As a young man, Andrew had training from Tom Daley of Bangor and Arthur Smith of Orono. Tom Daley trained Andrew until he was 18 years old. In 1911, Arthur Smith, the track coach of the University of Maine, prepared Andrew for the United States Olympic Team tryouts held at Harvard University. He qualified with eleven other runners for the marathon. Andrew participated in the 1912 Olympics hosted by Sweden. The United States marathon team was sponsored by the Dorchester AA team. Andrew was quoted by a newspaper that at all times he was running not only for the United States but also for his own people, the Penobscot. Coach Smith stated to the newspapers that the United States was very confident in their chances of winning the Olympic marathon. Andrew finished fourth place with a time of 2:42:07, five minutes behind the winner. Harold Reynolds, the Boston Post Commissioner, stated that Andrew finished strong and running like the champion he should have been.
When Andrew returned home from the Olympics, he received a royal welcome as though he had won the marathon. He was invited to run in many races around New England. Andrew completed the Boston Marathon in 1912 and 1913, finishing second both times.

==Personal life==
Andrew married a fellow Penobscot, Pauline Shay, from his reservation village at Indian Island, Maine on November 16, 1913.

==Later years and death==

Andrew died on August 26, 1919 in the town of South Paris, Maine at the age of 27, after a long illness. The circumstances of his illness and eventual death are unclear. According to one historical account:

In 1916, Andrew ran his last race. It was a 15-mile race from Old Town to Bangor. Andrew was suffering from a severe cold and complained of chest pains. Against his doctor's warnings, Andrew insisted on running the race. Andrew ran with the bad cold and ahead of the field of runners from the start of the race. As they came to the 12 mile marker, Andrew was ahead of his friend Clarence DeMar by a couple of hundred yards and was easily going to win the race. Andrew crossed the finish line in Bangor and as he stopped running, he started to cough up blood and collapsed. Soon after the race, Andrew was diagnosed with tuberculosis, a disease that had plagued his family. Andrew was very sick for three years and in the summer of 1919, he died in the town of South Paris, Maine at the age of 27.

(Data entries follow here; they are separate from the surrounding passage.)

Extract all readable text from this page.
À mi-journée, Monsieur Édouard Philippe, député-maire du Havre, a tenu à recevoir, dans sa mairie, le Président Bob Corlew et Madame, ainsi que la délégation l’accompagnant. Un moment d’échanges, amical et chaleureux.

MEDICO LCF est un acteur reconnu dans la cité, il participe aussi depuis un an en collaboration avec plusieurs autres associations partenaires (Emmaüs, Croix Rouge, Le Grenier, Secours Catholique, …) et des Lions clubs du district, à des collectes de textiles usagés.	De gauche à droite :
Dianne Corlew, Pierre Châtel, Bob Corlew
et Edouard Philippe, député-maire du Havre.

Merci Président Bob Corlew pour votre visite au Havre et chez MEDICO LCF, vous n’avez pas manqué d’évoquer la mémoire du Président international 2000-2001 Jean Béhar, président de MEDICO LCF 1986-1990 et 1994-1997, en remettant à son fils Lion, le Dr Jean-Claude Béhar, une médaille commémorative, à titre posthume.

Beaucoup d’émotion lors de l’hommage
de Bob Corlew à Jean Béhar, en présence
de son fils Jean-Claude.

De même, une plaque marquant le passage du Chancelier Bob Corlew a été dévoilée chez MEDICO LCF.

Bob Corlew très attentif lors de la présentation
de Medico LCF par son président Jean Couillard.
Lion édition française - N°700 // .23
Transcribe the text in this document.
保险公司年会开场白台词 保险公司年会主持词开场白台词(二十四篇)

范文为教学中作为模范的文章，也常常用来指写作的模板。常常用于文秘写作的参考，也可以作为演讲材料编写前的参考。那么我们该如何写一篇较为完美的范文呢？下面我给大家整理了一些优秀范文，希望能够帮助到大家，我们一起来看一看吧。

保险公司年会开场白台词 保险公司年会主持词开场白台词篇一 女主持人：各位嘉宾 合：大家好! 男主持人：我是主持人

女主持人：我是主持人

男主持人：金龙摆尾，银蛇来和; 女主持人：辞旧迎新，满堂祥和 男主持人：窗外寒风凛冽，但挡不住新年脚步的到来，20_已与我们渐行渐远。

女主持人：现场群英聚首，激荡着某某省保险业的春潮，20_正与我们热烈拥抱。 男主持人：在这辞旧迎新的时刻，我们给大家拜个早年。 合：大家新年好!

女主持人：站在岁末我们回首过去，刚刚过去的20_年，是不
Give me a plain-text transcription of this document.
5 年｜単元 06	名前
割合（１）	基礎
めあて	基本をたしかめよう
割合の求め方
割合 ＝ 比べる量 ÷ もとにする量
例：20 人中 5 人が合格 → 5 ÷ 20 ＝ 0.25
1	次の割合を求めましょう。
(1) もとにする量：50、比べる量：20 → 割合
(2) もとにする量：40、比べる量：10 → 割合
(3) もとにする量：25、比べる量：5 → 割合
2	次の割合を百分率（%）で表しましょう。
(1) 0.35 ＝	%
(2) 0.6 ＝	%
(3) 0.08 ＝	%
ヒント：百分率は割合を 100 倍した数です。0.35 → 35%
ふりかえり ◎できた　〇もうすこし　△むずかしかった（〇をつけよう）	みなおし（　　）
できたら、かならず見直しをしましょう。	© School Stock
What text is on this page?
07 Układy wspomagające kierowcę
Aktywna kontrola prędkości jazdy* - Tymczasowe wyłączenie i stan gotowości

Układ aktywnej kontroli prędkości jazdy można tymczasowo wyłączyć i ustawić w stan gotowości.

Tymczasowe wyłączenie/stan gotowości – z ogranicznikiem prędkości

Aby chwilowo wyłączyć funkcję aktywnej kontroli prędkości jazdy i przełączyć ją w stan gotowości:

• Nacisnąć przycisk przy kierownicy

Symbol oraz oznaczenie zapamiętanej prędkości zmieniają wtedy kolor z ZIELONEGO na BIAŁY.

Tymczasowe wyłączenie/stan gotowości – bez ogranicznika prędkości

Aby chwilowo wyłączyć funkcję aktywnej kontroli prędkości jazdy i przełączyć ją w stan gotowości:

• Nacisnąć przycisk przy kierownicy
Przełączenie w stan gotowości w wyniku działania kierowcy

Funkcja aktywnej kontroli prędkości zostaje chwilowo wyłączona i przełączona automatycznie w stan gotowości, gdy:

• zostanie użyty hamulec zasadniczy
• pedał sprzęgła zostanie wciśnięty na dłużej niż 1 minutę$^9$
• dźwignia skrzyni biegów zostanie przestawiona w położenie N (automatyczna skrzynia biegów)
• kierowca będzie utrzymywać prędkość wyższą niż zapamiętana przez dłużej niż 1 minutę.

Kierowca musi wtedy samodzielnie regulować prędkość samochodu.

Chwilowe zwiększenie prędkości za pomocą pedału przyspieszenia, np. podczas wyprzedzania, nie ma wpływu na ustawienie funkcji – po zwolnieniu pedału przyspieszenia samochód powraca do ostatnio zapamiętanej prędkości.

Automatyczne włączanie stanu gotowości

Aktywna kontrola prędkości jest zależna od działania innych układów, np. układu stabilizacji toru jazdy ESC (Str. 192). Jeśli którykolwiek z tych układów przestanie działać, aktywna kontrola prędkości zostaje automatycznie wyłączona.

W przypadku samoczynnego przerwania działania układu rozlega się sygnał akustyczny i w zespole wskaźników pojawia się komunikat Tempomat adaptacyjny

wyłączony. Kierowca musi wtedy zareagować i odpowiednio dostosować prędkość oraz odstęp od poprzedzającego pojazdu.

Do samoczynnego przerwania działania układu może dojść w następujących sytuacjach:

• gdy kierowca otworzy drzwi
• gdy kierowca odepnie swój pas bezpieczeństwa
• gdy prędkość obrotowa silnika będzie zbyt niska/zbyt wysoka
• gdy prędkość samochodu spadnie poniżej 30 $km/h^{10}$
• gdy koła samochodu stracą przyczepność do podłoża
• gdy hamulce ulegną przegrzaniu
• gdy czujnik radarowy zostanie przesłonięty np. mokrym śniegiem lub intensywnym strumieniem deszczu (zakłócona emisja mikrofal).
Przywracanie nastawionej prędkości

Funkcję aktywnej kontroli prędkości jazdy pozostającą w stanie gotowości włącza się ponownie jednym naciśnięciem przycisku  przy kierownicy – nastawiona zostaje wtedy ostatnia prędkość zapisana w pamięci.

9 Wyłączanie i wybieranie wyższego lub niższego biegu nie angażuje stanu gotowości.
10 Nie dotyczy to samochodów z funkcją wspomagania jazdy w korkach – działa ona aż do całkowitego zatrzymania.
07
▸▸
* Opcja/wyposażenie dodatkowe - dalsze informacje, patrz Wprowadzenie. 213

However, author Ed Rice calls this account into question, in his book Native Trailblazer. In the chapter "The Race That Did Not Happen," Rice states the year itself, 1916, disproves this account of such a race for several reasons. First, in the summer of 1913, Sockalexis became a professional runner. He could no longer go to amateur races, and DeMar would have forfeited his amateur status if he raced against Sockalexis at any time after 1913. DeMar won six of his men's record seven victories at the Boston Marathon starting in the early 1920s, which alone makes the account a fabrication. Further, DeMar was detected as having a heart murmur at the 1911 Boston Marathon and, for both personal and moral reasons (World War I), he took a long hiatus from long-distance running all during the teen years. Finally, Andrew Sockalexis suffered bouts with sickness in both 1912 and 1913, growing so sick that he was first institutionalized for the tuberculosis in 1914 that would ultimately kill him in 1919. There was even a Sockalexis Tag Day in Bangor in 1914 to help with his medical costs. There is no evidence he ever raced again. The above account seems to be blending facts from two separate races: a 1912 19-mile run from Old Town to Bangor where DeMar won and Sockalexis finished second; and a 1913 Memorial Day 15-mile run in Bangor won by Clifton Horne, in which DeMar finished in seventh place and Sockalexis collapsed on the track in his 10th mile.